Dans ses mots de circonstance, le ministre des vice-premier ministre, ministre des transports et voies de communication est largement revenu sur l’importance de cette infrastructure pour la province de la Tshopo et la RDC de manière générale.
Selon Jean Pierre Bemba, la réhabilitation de cet édifice rentre dans le cadre de la vision chère du chef de l’État Félix Tshisekedi, celle de doter à la RDC des aéroports modernes et répondant aux normes de sécurité internationale en la matière.
« la réhabilitation des chaussées aéronautiques du terminal passager de l’aéroport international de Kisangani : Bangboka, qui a commencé en 2017 en ce qui concerne l’aéroport et 2021 s’agissant de la piste résultent de la seule volonté du président de la république dans sa vision de doter notre pays des aéroports modernes et répondant aux normes de sécurité internationale en la matière. » souligne Jean-Pierre Bemba.
L’aéroport international de Kisangani nouvellement réhabilité s’est doté désormais d’une piste de 3500 mètres de longueur qui parviendra à accueillir simultanément 4 moyens porteurs de type Boeing 767 et 7 porteurs de type Boeing 737.
Avec son aérogare rebâti composé de 6 guichets pour le checking-passager, Bangboka peut en outre recevoir plus de 300 passagers en une heure de pointe alors qu’avant la fermeture de la piste pour de raisons de travaux, l’aéroport n’accueillait que 2 vols internationaux et de vols nationaux.
Ce projet de réhabilitation marque également le souci des autorités non seulement à désenclaver ce coin de la république mais aussi booster l’aspect économique.

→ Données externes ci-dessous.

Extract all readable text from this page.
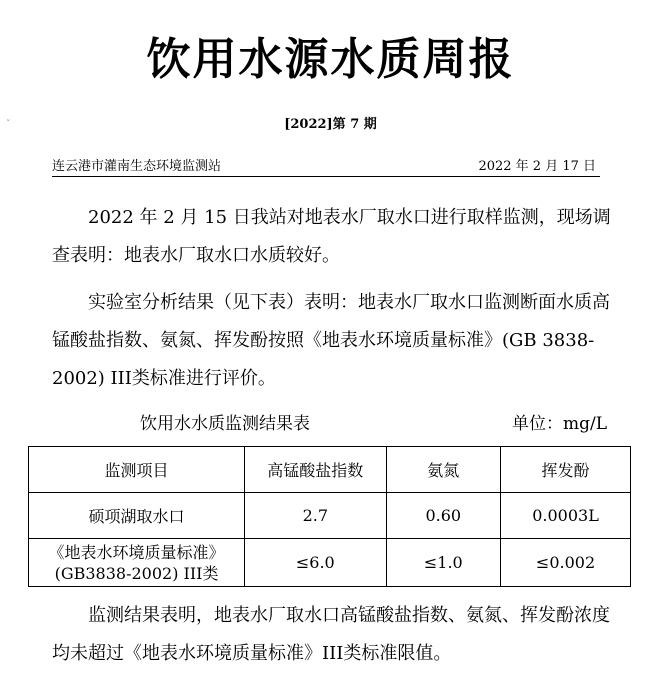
饮用水源水质周报
ˇ	[2022]第 7 期
连云港市灌南生态环境监测站	2022 年 2 月 17 日

2022 年 2 月 15 日我站对地表水厂取水口进行取样监测，现场调查表明：地表水厂取水口水质较好。

实验室分析结果（见下表）表明：地表水厂取水口监测断面水质高锰酸盐指数、氨氮、挥发酚按照《地表水环境质量标准》(GB 3838-2002) III类标准进行评价。

饮用水水质监测结果表	单位：mg/L
监测项目	高锰酸盐指数	氨氮	挥发酚
硕项湖取水口	2.7	0.60	0.0003L

《地表水环境质量标准》
(GB3838-2002) III类	≤6.0	≤1.0	≤0.002

监测结果表明，地表水厂取水口高锰酸盐指数、氨氮、挥发酚浓度均未超过《地表水环境质量标准》III类标准限值。
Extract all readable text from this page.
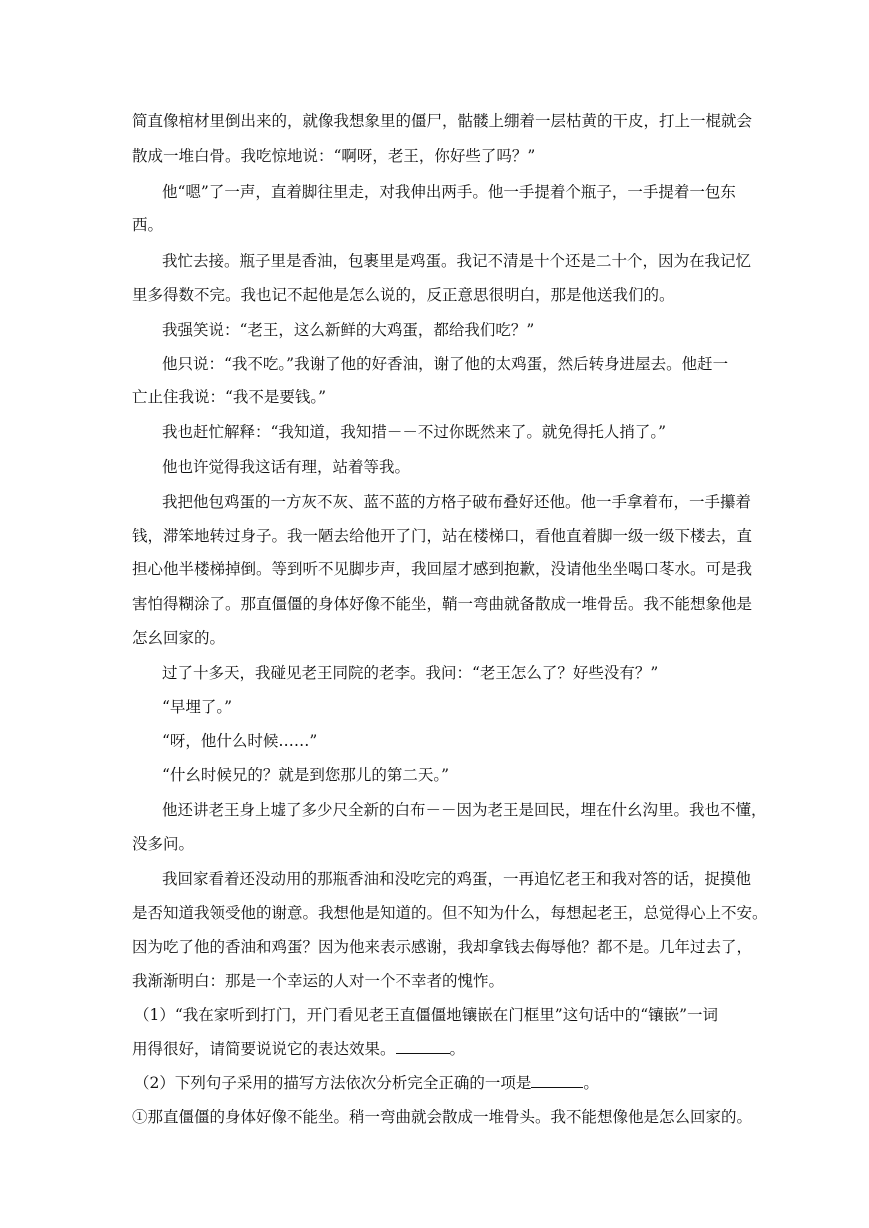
简直像棺材里倒出来的，就像我想象里的僵尸，骷髅上绷着一层枯黄的干皮，打上一棍就会
散成一堆白骨。我吃惊地说：“啊呀，老王，你好些了吗？”
他“嗯”了一声，直着脚往里走，对我伸出两手。他一手提着个瓶子，一手提着一包东
西。
我忙去接。瓶子里是香油，包裹里是鸡蛋。我记不清是十个还是二十个，因为在我记忆
里多得数不完。我也记不起他是怎么说的，反正意思很明白，那是他送我们的。
我强笑说：“老王，这么新鲜的大鸡蛋，都给我们吃？”
他只说：“我不吃。”我谢了他的好香油，谢了他的太鸡蛋，然后转身进屋去。他赶一
亡止住我说：“我不是要钱。”
我也赶忙解释：“我知道，我知措－－不过你既然来了。就免得托人捎了。”
他也许觉得我这话有理，站着等我。
我把他包鸡蛋的一方灰不灰、蓝不蓝的方格子破布叠好还他。他一手拿着布，一手攥着
钱，滞笨地转过身子。我一陋去给他开了门，站在楼梯口，看他直着脚一级一级下楼去，直
担心他半楼梯掉倒。等到听不见脚步声，我回屋才感到抱歉，没请他坐坐喝口苳水。可是我
害怕得糊涂了。那直僵僵的身体妤像不能坐，鞘一弯曲就备散成一堆骨岳。我不能想象他是
怎幺回家的。
过了十多天，我碰见老王同院的老李。我问：“老王怎么了？好些没有？”
“早埋了。”
“呀，他什么时候……”
“什幺时候兄的？就是到您那儿的第二天。”
他还讲老王身上墟了多少尺全新的白布－－因为老王是回民，埋在什幺沟里。我也不懂，
没多问。
我回家看着还没动用的那瓶香油和没吃完的鸡蛋，一再追忆老王和我对答的话，捉摸他
是否知道我领受他的谢意。我想他是知道的。但不知为什么，每想起老王，总觉得心上不安。
因为吃了他的香油和鸡蛋？因为他来表示感谢，我却拿钱去侮辱他？都不是。几年过去了，
我渐渐明白：那是一个幸运的人对一个不幸者的愧怍。
（1）“我在家听到打门，开门看见老王直僵僵地镶嵌在门框里”这句话中的“镶嵌”一词
用得很好，请简要说说它的表达效果。	。
（2）下列句子采用的描写方法依次分析完全正确的一项是	。
①那直僵僵的身体好像不能坐。稍一弯曲就会散成一堆骨头。我不能想像他是怎么回家的。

« …Cet aéroport qui sera un véritable carrefour aérien symbolise notre engagement à améliorer la connectivité à favoriser le désengagement et à promouvoir le développement économique de notre belle province de la Tshopo et au-delà » a-t-il poursuivi.
La réhabilitation de cette infrastructure de transport a été financée notamment par la Banque africaine de développement (BAD).